Glucose oxidase is synthesized in several species of fungi and insects where it is used to produce hydrogen peroxide which in turn kills bacteria. Notatin, extracted from antibacterial cultures of Penicillium notatum, was originally named Penicillin A, but was renamed to avoid confusion with penicillin. Notatin was shown to be identical toPenicillin B and glucose oxidase, enzymes extracted from other molds besides P. notatum; it is now generally known as glucose oxidase. Early experiments showed that notatin exhibits in vitro antibacterial activity due to hydrogen peroxide formation. In vivo tests showed that notatin was not effective in protecting rodents from Streptococcus haemolyticus, Staphylococcus aureus, or salmonella, and caused severe tissue damage at some doses. Glucose oxidase is also produced by the hypopharyngeal glands of honeybee workers and deposited into honey where it acts as a natural preservative.
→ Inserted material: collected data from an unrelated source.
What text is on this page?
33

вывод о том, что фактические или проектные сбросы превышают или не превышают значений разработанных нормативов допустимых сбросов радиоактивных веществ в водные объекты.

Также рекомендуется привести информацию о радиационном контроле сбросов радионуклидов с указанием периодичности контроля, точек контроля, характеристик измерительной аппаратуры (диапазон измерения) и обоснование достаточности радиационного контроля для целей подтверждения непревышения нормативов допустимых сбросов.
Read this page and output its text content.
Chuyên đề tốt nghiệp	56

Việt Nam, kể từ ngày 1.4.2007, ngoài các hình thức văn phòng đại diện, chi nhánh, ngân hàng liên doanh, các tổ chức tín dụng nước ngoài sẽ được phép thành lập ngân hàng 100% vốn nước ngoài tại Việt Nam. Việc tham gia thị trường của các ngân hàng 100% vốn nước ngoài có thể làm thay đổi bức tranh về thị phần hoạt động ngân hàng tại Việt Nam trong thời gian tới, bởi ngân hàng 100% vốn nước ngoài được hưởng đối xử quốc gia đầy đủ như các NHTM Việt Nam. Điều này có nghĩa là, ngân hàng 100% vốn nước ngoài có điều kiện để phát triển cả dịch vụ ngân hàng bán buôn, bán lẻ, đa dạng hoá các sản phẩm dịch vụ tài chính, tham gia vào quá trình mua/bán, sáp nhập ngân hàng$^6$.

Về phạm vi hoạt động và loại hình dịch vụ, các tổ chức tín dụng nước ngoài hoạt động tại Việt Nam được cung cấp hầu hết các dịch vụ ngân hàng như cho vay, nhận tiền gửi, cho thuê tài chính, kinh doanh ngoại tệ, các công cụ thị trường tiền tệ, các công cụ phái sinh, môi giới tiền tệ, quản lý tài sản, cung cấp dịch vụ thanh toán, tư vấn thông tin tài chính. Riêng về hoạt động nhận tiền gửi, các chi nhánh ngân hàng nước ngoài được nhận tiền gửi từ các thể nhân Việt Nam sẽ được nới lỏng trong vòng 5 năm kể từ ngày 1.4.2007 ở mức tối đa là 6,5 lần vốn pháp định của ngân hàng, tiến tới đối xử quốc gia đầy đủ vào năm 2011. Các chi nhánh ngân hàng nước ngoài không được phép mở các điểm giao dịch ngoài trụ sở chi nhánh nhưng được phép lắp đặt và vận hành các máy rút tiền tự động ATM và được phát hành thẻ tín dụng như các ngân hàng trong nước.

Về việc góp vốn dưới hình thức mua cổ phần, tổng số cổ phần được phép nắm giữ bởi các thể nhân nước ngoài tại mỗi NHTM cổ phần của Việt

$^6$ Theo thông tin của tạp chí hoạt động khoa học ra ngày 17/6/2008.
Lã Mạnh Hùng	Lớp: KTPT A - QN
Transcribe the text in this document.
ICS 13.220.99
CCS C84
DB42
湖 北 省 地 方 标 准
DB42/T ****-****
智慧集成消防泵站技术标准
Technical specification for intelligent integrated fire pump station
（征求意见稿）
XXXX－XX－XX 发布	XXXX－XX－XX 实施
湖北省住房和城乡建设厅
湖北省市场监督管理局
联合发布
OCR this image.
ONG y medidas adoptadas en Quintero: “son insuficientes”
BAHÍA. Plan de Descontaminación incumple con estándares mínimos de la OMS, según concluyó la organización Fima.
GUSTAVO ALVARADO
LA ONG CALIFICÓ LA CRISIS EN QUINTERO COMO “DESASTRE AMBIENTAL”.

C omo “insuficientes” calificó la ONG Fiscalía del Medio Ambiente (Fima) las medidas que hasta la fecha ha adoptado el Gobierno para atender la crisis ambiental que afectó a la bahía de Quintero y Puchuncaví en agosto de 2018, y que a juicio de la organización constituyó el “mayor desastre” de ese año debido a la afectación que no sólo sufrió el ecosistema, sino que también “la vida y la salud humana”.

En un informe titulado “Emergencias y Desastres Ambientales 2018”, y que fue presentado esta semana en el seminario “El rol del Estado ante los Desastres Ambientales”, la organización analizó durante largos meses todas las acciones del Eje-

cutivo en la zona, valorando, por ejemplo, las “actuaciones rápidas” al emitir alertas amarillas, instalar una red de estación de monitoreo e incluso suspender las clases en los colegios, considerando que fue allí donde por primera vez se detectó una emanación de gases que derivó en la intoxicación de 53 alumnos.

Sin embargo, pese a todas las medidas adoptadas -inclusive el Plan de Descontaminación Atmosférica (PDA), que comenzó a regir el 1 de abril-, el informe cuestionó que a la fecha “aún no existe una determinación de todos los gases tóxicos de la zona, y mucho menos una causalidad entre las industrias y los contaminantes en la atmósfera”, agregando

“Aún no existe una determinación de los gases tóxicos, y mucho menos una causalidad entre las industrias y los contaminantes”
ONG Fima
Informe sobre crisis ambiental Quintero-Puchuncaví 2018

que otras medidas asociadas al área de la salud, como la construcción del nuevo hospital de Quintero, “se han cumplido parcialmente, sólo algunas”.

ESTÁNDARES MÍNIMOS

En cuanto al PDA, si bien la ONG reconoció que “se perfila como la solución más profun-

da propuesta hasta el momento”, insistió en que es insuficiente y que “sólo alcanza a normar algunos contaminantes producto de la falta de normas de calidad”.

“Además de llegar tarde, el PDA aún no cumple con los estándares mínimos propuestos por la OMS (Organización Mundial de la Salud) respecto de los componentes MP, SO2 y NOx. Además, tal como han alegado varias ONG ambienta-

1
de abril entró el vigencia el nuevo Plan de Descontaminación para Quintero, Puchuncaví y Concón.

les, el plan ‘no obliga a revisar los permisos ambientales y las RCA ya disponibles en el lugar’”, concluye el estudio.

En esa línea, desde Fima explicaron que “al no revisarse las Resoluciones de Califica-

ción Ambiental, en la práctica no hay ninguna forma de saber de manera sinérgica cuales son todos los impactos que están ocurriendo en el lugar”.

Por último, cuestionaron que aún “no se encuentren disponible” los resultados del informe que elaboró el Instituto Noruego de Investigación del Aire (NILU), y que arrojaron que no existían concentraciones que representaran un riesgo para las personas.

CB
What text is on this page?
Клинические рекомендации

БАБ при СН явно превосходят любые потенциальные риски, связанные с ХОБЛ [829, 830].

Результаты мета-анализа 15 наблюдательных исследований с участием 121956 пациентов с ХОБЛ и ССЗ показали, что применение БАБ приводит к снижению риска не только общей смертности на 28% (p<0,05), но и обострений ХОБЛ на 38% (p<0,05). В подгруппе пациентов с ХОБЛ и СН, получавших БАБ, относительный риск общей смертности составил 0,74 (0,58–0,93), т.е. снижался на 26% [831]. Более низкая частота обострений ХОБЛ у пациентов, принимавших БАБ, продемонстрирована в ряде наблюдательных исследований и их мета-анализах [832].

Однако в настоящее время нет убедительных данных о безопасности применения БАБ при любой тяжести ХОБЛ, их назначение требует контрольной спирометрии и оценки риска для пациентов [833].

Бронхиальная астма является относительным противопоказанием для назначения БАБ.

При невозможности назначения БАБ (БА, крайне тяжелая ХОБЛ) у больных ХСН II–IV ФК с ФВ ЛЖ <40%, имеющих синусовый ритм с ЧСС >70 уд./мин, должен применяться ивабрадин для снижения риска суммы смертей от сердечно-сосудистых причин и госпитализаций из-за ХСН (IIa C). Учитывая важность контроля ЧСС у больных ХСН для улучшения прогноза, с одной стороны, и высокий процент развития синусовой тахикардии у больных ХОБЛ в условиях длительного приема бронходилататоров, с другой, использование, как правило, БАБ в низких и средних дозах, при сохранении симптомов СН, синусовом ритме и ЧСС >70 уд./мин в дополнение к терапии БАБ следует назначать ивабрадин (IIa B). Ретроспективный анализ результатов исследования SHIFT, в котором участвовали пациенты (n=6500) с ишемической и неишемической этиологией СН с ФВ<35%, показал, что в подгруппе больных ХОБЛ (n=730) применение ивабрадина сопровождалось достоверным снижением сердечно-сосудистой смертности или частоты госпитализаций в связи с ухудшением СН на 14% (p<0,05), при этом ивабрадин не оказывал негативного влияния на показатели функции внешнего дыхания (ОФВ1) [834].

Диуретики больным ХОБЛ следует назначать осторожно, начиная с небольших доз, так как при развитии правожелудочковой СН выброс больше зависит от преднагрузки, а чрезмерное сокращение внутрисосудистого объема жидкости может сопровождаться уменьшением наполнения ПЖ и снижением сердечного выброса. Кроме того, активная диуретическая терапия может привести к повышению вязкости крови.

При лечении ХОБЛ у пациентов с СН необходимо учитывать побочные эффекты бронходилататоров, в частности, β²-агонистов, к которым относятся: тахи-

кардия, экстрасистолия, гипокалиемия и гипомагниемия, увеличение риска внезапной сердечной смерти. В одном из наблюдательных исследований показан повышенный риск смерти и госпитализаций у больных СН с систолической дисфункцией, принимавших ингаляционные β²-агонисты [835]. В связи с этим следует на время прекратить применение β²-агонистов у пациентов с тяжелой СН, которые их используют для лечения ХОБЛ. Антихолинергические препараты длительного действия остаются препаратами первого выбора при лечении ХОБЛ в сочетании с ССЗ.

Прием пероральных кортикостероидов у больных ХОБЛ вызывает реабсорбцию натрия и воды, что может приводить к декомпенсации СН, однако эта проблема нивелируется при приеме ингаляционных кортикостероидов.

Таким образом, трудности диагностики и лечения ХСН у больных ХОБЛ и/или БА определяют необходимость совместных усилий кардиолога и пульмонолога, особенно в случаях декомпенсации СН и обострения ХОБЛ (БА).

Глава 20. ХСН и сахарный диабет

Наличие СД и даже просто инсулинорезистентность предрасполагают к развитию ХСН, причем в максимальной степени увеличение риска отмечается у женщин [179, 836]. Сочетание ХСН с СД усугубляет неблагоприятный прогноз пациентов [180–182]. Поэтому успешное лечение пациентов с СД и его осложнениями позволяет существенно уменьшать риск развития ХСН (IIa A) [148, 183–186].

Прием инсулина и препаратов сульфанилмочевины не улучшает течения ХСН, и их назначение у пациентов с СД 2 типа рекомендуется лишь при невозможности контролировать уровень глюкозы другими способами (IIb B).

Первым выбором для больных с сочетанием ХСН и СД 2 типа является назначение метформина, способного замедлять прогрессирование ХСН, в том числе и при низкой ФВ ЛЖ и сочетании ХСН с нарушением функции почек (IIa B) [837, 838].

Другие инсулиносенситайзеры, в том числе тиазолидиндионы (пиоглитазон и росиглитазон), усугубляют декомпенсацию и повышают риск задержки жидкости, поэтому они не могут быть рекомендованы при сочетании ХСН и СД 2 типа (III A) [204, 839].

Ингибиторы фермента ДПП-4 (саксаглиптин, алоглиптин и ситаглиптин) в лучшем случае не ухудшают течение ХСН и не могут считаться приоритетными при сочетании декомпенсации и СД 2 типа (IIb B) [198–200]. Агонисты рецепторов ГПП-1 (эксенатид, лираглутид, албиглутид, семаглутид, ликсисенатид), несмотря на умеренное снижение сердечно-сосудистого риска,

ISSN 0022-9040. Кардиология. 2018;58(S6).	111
GOx at the surface of the honey reduces atmospheric O2 to hydrogen peroxide, which acts as an antimicrobial barrier.
Structure
GOx is a dimeric protein, the 3D structure of which has been elucidated. The active site where glucose binds is in a deep pocket. The enzyme, like many proteins that act outside of cells, is covered with carbohydrate chains.
Mechanism
At pH 7, glucose exists in solution in cyclic hemiacetal form as 63.6% β-D-glucopyranose and 36.4% α-D-glucopyranose, the proportion of linear and furanose form being negligible. The glucose oxidase binds specifically to β-D-glucopyranose and does not act on α-D-glucose. It is able to oxidise all of the glucose in solution because the equilibrium between the α and β anomers is driven towards the β side as it is consumed in the reaction. Glucose oxidase catalyzes the oxidation of β-D-glucose into D-glucono-1,5-lactone, which then hydrolyzes to gluconic acid. In order to work as a catalyst, GOx requires a cofactor, flavin adenine dinucleotide. FAD is a common component in biological oxidation-reduction. Redox reactions involve a gain or loss of electrons from a molecule. In the GOx-catalyzed redox reaction, FAD works as the initial electron acceptor and is reduced to FADH2. Then FADH2 is oxidized by the final electron acceptor, molecular oxygen, which can do so because it has a higher reduction potential. O2 is then reduced to hydrogen peroxide.
Applications
Glucose monitoring
Glucose oxidase is widely used coupled to peroxidase reaction that visualizes colorimetrically the formed H2O2, for the determination of free glucose in sera or blood plasma for diagnostics, using spectrometric assays manually or with automated procedures, and even point of use rapid assays. Similar assays allows the monitoring of glucose levels in fermentation, bioreactors, and to control glucose in vegetal raw material and food products. In the glucose oxidase assay, the glucose is first oxidized, catalyzed by glucose oxidase, to produce gluconate and hydrogen peroxide. The hydrogen peroxide is then oxidatively coupled with a chromogen to produce a colored compound which may be measured spectroscopically. For example, hydrogen peroxide together with 4 amino-antipyrene and phenol in the presence of peroxidase yield a red quinoeimine dye that can be measured at 505 nm. The absorbance at 505 nm is proportional to concentration of glucose in the sample. Enzymatic glucose biosensors use an electrode instead of O2 to take up the electrons needed to oxidize glucose and produce an electronic current in proportion to glucose concentration. This is the technology behind the disposable glucose sensor strips used by diabetics to monitor serum glucose levels.
Food preservation
In manufacturing, GOx is used as an additive thanks to its oxidizing effects: it prompts for stronger dough in bakery, replacing oxidants such as bromate. It also helps remove oxygen from food packaging, or D-glucose from egg white to prevent browning.
Wound treatment
Wound care products, such as "Flaminal Hydro" make use of an alginate hydrogel containing glucose oxidase and other components as an oxidation agent.